BUKAMATA.CO, JAKARTA – Menteri Agraria dan Tata Ruang atau Badan Pertanahan Nasional (ATR/BPN) Sofyan Djalil memastikan sengketa lahan seluas 2.800 hektar antara masyarakat adat Sinama Nenek, di Kabupaten Kampar, Riau, dengan PT Perkebunan Negara (PTPN) V telah tuntas. Sengketa yang sudah berlangsung selama 22 tahun tersebut dimenangkan oleh masyarakat.

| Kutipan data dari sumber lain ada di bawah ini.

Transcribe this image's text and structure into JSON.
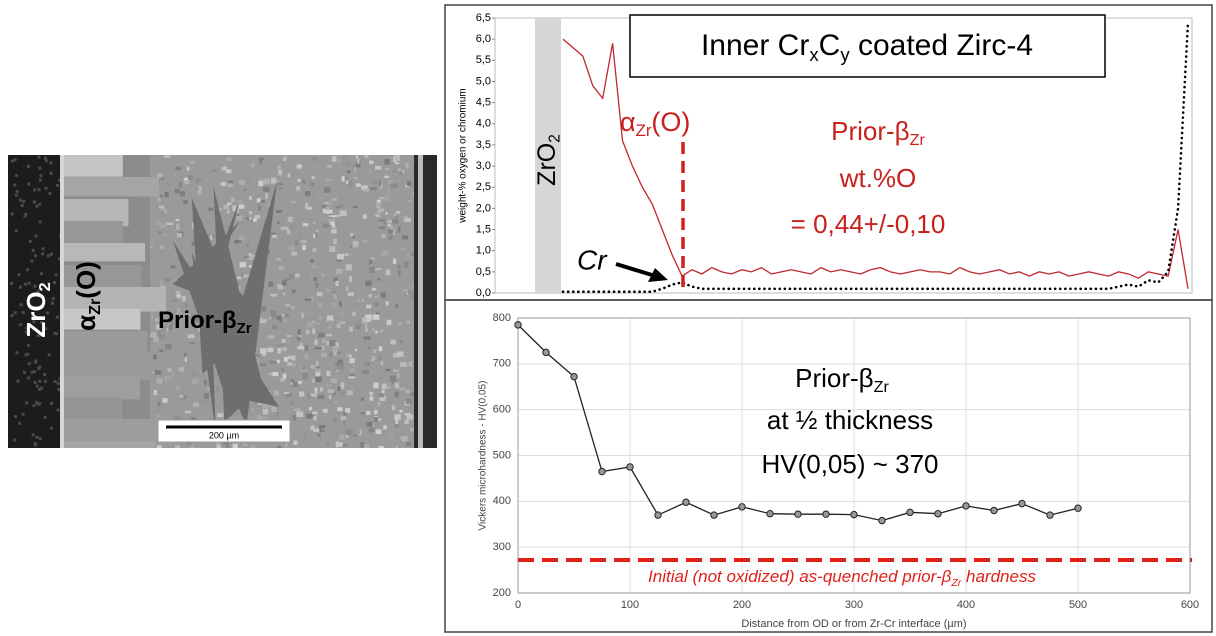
{
  "micrograph": {
    "labels": {
      "zro2": [
        "ZrO",
        "2"
      ],
      "alpha": [
        "α",
        "Zr",
        "(O)"
      ],
      "prior_beta": [
        "Prior-β",
        "Zr"
      ]
    },
    "scale_bar": "200 µm"
  },
  "chart_data": [
    {
      "type": "line",
      "title": [
        "Inner Cr",
        "x",
        "C",
        "y",
        "  coated Zirc-4"
      ],
      "ylabel": "weight-% oxygen or chromium",
      "ylim": [
        0,
        6.5
      ],
      "yticks": [
        {
          "value": 0,
          "label": "0,0"
        },
        {
          "value": 0.5,
          "label": "0,5"
        },
        {
          "value": 1,
          "label": "1,0"
        },
        {
          "value": 1.5,
          "label": "1,5"
        },
        {
          "value": 2,
          "label": "2,0"
        },
        {
          "value": 2.5,
          "label": "2,5"
        },
        {
          "value": 3,
          "label": "3,0"
        },
        {
          "value": 3.5,
          "label": "3,5"
        },
        {
          "value": 4,
          "label": "4,0"
        },
        {
          "value": 4.5,
          "label": "4,5"
        },
        {
          "value": 5,
          "label": "5,0"
        },
        {
          "value": 5.5,
          "label": "5,5"
        },
        {
          "value": 6,
          "label": "6,0"
        },
        {
          "value": 6.5,
          "label": "6,5"
        }
      ],
      "series": [
        {
          "color": "#c0282d",
          "style": "solid",
          "values": [
            6.0,
            5.8,
            5.6,
            4.9,
            4.6,
            5.9,
            3.6,
            3.0,
            2.5,
            2.1,
            1.5,
            0.9,
            0.4,
            0.55,
            0.45,
            0.6,
            0.5,
            0.45,
            0.55,
            0.5,
            0.6,
            0.45,
            0.5,
            0.55,
            0.5,
            0.45,
            0.6,
            0.5,
            0.55,
            0.5,
            0.45,
            0.55,
            0.6,
            0.5,
            0.45,
            0.5,
            0.55,
            0.5,
            0.5,
            0.45,
            0.6,
            0.5,
            0.45,
            0.5,
            0.55,
            0.45,
            0.5,
            0.4,
            0.5,
            0.45,
            0.5,
            0.4,
            0.45,
            0.5,
            0.45,
            0.4,
            0.5,
            0.45,
            0.35,
            0.5,
            0.45,
            0.4,
            1.5,
            0.1
          ]
        },
        {
          "color": "#000000",
          "style": "dotted",
          "values": [
            0.03,
            0.03,
            0.03,
            0.03,
            0.03,
            0.03,
            0.03,
            0.03,
            0.03,
            0.03,
            0.1,
            0.2,
            0.25,
            0.15,
            0.1,
            0.1,
            0.1,
            0.1,
            0.1,
            0.1,
            0.1,
            0.1,
            0.1,
            0.1,
            0.1,
            0.1,
            0.1,
            0.1,
            0.1,
            0.1,
            0.1,
            0.1,
            0.1,
            0.1,
            0.1,
            0.1,
            0.1,
            0.1,
            0.1,
            0.1,
            0.1,
            0.1,
            0.1,
            0.1,
            0.1,
            0.1,
            0.1,
            0.1,
            0.1,
            0.1,
            0.1,
            0.1,
            0.1,
            0.1,
            0.1,
            0.1,
            0.15,
            0.2,
            0.15,
            0.3,
            0.25,
            0.5,
            2.0,
            6.4
          ]
        }
      ],
      "annotations": {
        "zro2": [
          "ZrO",
          "2"
        ],
        "alpha": [
          "α",
          "Zr",
          "(O)"
        ],
        "prior_beta": [
          "Prior-β",
          "Zr"
        ],
        "wt": "wt.%O",
        "value": "= 0,44+/-0,10",
        "cr": "Cr"
      }
    },
    {
      "type": "line",
      "xlabel": "Distance from OD or from Zr-Cr interface (µm)",
      "ylabel": "Vickers microhardness  -  HV(0,05)",
      "xlim": [
        0,
        600
      ],
      "xticks": [
        0,
        100,
        200,
        300,
        400,
        500,
        600
      ],
      "ylim": [
        200,
        800
      ],
      "yticks": [
        200,
        300,
        400,
        500,
        600,
        700,
        800
      ],
      "grid": true,
      "x": [
        0,
        25,
        50,
        75,
        100,
        125,
        150,
        175,
        200,
        225,
        250,
        275,
        300,
        325,
        350,
        375,
        400,
        425,
        450,
        475,
        500
      ],
      "series": [
        {
          "color": "#222222",
          "values": [
            785,
            725,
            672,
            465,
            475,
            370,
            398,
            370,
            388,
            373,
            372,
            372,
            371,
            358,
            376,
            373,
            390,
            380,
            395,
            370,
            385
          ]
        }
      ],
      "reference_line": {
        "value": 272,
        "color": "#e0201b",
        "label": [
          "Initial (not oxidized) as-quenched prior-β",
          "Zr",
          " hardness"
        ]
      },
      "annotations": {
        "l1": [
          "Prior-β",
          "Zr"
        ],
        "l2": "at ½ thickness",
        "l3": "HV(0,05) ~ 370"
      }
    }
  ]
}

“PTPN melepaskan, ya, kemudian nanti akan diberikan haknya kepada masyarakat tersebut,” kata Sofyan Jalil dalam konferensi pers usai Rapat Terbatas di Kantor Presiden, Jakarta, Jumat (3/5/2019) siang.

Mengutip dari setkab.go.id, Sofyan menjelaskan bahwa Presiden Joko Widodo (Jokowi) telah memberikan perintah untuk memprioritaskan sengketa yang terjadi antara masyarakat dengan BUMN/perkebunan.

Loading...

“Hari ini secara spesifik diputuskan, yaitu pertama sengketa masyarakat desa atau masyarakat adat Sinama Nenek dengan PTP telah selesai. 2.800 hektar tanah yang terjadi klaim oleh masyarakat ulayat Sinama Nenek sudah diselesaikan,” kata Sofyan.

Dengan pemberian hak ini, pemerintah pusat meminta kepada pemerintah daerah untuk menulis siapa yang berhak menerima agar jelas siapa yang akan menerima nanti.

Setelah sengketa di Kampar, Sofyan membahas mengenai sengketa di Batam.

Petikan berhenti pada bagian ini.